Code enforcement, from condemning buildings to investigating poor plumbing, is adopted by communities to preserve the safety, cleanliness and property values of a municipality or other community. But when notices concerning your grass height become more of a nuisance than the grass itself, code enforcement becomes a pain for homeowners. Fighting code enforcement can be difficult and costly, but in the long run may be worth the battle.
Fighting local code enforcement
Pick your battles. Remember that some codes, such as building codes and grass height ordinances, are in place for a reason, and that reason is safety. Fighting a code violation can often be more costly and take more time than cutting the lawn. But if you feel you're being harassed for minor aesthetic violations, it's time to take a stand.
Look at the law. This means finding out which agency, usually your city or your homeowners' association, is citing you as well as looking at the law to determine if you are actually in violation.

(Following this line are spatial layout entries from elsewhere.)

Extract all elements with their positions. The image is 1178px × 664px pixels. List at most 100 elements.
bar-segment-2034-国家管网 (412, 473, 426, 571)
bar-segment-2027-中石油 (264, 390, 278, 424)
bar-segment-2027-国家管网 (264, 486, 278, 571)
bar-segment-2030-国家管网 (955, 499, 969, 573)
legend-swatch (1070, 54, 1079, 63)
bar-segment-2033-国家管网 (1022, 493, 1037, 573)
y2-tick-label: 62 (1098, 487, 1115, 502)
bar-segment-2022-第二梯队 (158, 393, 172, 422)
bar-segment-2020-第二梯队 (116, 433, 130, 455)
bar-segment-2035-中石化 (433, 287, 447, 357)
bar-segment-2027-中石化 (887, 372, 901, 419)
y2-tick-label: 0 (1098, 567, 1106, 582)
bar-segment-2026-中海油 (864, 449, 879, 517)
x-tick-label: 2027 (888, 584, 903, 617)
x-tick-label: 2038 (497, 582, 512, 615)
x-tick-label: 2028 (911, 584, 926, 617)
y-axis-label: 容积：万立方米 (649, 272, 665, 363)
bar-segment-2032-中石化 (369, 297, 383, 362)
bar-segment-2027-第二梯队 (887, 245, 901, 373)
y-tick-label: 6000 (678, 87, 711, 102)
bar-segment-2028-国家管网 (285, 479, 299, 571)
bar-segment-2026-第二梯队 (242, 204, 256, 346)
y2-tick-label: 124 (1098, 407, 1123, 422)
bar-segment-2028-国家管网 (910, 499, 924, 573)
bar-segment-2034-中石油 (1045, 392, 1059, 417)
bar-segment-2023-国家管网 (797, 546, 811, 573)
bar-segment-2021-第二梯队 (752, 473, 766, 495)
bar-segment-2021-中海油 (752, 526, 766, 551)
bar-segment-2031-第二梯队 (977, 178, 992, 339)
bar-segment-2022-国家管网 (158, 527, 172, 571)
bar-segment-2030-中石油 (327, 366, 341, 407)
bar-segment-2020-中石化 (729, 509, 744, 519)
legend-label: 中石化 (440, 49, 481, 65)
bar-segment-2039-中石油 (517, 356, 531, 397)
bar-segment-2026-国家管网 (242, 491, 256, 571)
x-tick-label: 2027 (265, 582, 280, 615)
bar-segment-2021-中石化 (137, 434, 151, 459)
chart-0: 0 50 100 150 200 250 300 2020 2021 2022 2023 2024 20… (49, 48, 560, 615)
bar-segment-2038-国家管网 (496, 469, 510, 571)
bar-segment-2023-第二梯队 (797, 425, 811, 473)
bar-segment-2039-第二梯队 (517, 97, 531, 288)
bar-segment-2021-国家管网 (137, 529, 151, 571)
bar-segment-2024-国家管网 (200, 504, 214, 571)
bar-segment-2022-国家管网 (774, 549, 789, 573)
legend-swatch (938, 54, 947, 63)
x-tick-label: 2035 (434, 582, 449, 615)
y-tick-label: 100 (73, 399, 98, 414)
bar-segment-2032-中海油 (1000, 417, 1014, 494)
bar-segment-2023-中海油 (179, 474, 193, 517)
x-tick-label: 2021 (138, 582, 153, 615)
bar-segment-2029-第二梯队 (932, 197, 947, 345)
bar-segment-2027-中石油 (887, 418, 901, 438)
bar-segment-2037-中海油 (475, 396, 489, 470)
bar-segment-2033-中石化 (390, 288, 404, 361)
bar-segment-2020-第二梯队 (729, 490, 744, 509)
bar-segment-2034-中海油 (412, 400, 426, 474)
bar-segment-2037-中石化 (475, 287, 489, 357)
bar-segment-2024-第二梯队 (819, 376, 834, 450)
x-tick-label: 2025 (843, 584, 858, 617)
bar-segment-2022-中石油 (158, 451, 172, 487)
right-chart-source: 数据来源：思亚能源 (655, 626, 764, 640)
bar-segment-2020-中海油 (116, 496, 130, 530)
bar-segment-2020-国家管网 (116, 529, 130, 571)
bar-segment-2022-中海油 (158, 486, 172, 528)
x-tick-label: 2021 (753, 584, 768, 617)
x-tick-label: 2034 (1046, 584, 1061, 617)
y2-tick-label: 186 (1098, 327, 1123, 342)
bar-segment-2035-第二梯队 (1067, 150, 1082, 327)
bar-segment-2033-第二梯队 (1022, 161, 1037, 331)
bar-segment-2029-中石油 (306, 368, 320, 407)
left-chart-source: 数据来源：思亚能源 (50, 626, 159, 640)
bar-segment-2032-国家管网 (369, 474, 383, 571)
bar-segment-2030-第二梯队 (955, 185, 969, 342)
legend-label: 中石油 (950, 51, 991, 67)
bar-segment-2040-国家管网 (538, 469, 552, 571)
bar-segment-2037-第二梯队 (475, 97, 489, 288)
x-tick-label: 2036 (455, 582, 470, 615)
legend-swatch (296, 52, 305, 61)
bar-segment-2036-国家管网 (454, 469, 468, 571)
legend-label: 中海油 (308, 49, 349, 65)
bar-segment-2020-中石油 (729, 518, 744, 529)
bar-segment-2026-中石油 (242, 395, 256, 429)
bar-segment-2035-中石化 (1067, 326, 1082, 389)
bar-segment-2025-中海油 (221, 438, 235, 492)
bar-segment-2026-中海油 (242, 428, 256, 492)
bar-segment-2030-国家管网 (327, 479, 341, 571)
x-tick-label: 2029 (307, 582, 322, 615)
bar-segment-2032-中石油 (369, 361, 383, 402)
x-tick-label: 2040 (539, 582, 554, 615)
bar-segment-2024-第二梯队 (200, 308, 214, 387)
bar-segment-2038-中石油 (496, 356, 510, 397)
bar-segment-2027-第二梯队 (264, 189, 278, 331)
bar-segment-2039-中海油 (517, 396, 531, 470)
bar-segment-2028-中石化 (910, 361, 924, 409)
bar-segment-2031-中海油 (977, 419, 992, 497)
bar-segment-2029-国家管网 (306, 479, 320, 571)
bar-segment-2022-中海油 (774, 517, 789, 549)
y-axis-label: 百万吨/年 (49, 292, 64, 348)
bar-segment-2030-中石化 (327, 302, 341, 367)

If you are not in violation of a law, contact your city or homeowners' association code enforcement office. (Often homeowners' associations contract with a property management company for this purpose.) Contact them multiple ways, once by phone as the problem may be cleared up easily with a conversation, and once by mail or email, so you have proof in writing. Request a second inspection of the violation and schedule it for a time you will be home so you can speak with the inspector.
Request a hearing. If a second inspection hasn't cleared the violation, request a hearing with your city or homeowners' association. There is often a time limit on hearing requests, usually between 10 and 60 days, so check local regulations and request a hearing as soon as possible.
Go to your hearing. Bring evidence of compliance with local codes, including photos and any inspector's notes. The code enforcement board will make a decision; and if they find you still in violation, you will have to comply with the code to their satisfaction and/or pay the associated fine.
If you think you may be in violation of local codes but wish to fight them anyway, you should request and attend the hearing, where a board will likely find you in violation of codes. Your next option will be to sue the homeowners' association or city. Consult a lawyer who specializes in code violations about your case.
If code enforcement authorities are becoming a nuisance, one way to fight the system is to become a part of it. Talk with neighbors and consider running for public office on a platform of relaxing codes or join the homeowners' association's board of directors.
Remember that once fees and expenses are added up, fighting a code enforcement violation can often be much more expensive than simply acting in compliance.